Banish is the demon version of sheep. So, how much utility the two classes contribute in terms of CC depends solely on the type of setting and dungeon that Blizzard puts in the game. An all demon dungeon would see lock utility go up, and an all humanoid dungeon will see mage utility go up.
Counterspell is especially gimicky. Only encounters that are designed specifically to require CS will need mages. And rogues and shammys can interrupt as well. So its not even unique to mage.
Same for decurse. And mages aren't the only classes that can decurse.
On the other hand. A lock's utility benefits in the most obvious way. It increases raid DPS. COE, COS both increase raid DPS, including the locks own DPS. So, there is a clear benefit that is not gimicky. it is used every single fight unlike stuff like CC or interupts.
Same for lock healthstones. Everyone takes a healthstone. Simply because it is a constant assurance of a additional health potion on a different cooldown timer. You can have 3 locks, with different versions of healthstones, so you still get utility.
Mages give the same AI buff to everyone, and the same free mana biscuits, which can all be done with just one mage. You don't get any additional utility for adding a mage. While you do when you add a lock.
And SS. Its a uniquely lock utility.
So, at the end of the day. Warlock utility is just so much more useful and commonly used than mage utility is. Mage utility is too gimmicky and dependent on dungeon design. Nothing to CS, spellsteal, or sheep. And mage utility plummets. Take the next expansion. Naxx will be a raid dungeon. And I bet the lich king's dungeon will also be filled with undead. Undead can't be sheeped. So, mage utility won't be anything to shout about in such settings.

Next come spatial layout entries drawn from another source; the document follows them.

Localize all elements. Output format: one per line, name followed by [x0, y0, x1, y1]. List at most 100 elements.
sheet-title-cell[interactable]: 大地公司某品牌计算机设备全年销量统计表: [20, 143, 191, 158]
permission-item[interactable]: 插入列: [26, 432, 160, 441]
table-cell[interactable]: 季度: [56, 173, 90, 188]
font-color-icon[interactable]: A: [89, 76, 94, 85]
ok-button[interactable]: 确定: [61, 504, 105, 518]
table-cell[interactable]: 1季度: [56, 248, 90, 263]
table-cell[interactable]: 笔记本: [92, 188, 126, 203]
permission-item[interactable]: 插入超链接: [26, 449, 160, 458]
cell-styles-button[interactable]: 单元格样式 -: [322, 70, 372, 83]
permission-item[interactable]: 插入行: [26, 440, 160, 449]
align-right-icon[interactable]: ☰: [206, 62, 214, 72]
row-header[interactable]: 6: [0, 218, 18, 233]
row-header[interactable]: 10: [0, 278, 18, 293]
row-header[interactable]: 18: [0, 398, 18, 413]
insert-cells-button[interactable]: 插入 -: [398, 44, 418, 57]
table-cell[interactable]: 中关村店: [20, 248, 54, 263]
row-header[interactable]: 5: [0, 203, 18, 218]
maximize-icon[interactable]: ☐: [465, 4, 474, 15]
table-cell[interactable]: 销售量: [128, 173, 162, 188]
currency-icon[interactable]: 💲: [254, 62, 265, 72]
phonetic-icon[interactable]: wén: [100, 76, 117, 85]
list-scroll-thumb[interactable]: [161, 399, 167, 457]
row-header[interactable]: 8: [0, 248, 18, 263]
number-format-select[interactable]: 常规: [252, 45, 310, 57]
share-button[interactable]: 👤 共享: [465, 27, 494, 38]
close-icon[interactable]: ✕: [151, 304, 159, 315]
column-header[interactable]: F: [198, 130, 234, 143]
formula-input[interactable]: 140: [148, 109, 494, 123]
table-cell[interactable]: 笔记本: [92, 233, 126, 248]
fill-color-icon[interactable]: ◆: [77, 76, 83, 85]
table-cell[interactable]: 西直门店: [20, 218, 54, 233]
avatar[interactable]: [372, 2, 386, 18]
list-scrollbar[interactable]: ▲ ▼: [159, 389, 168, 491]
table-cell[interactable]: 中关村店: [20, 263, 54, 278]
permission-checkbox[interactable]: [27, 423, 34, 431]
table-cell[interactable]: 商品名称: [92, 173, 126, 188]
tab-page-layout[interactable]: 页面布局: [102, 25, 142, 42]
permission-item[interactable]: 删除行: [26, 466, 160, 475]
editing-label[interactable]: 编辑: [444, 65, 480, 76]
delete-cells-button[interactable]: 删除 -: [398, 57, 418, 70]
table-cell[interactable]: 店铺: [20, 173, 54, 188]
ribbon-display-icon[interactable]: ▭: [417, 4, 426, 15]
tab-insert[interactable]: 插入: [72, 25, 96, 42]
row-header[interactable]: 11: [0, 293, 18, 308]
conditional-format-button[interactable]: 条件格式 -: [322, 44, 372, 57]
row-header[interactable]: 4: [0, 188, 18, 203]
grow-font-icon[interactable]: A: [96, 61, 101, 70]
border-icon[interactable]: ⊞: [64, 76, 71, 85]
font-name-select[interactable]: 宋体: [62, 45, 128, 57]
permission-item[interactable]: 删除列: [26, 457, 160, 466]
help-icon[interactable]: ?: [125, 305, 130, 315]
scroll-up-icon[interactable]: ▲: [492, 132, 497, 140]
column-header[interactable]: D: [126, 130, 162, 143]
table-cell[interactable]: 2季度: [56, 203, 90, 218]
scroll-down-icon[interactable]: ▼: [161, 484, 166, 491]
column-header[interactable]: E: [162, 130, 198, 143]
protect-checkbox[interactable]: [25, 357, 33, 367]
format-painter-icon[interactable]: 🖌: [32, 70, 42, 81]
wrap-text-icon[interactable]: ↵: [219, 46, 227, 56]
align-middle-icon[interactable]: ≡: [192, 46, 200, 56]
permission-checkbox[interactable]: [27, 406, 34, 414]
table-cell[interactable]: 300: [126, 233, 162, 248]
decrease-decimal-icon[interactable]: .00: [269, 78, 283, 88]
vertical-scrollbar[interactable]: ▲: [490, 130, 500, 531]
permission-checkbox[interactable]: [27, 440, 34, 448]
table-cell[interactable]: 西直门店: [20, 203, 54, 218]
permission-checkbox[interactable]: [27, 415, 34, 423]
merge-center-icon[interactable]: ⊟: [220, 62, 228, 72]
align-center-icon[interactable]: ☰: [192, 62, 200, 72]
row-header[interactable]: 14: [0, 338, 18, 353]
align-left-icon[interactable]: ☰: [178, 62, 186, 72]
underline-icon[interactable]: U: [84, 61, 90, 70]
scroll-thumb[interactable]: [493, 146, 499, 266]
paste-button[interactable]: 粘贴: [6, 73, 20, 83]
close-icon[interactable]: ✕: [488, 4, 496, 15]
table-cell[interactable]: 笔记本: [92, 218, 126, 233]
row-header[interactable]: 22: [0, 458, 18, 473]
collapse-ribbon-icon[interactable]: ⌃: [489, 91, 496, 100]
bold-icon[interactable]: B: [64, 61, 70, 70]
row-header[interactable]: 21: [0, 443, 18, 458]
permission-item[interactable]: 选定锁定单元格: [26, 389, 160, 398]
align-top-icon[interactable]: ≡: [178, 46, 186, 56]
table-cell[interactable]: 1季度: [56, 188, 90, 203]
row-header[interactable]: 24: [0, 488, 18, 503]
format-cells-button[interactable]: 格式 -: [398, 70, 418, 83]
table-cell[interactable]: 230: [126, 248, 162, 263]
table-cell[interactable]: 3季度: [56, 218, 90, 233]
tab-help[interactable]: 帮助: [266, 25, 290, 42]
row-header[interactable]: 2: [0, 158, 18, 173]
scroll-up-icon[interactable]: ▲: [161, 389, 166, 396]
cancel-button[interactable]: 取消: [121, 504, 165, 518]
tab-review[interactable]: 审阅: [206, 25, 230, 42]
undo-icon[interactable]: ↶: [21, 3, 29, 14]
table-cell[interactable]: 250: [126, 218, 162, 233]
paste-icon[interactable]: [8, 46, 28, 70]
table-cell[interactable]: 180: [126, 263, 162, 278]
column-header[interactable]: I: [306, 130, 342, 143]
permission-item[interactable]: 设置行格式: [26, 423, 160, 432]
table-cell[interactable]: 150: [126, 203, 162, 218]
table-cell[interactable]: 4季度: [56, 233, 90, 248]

And mage AOE isn't really that much superior to lock AOE. Seed is quite competitive even to AE spam from an arcane mage in most situations and beats all other mage AOE quite handily. Plus it is far safer to cast seed from afar than it is to go up close to AE. But mages are forced to do so because this is their best AOE. Oddly enough. Mage AOE is good because of its snare aspects and because it helps to trigger seed. So, its the utility aspect of mage AOE that is good. Not so much that we are kings of AOE.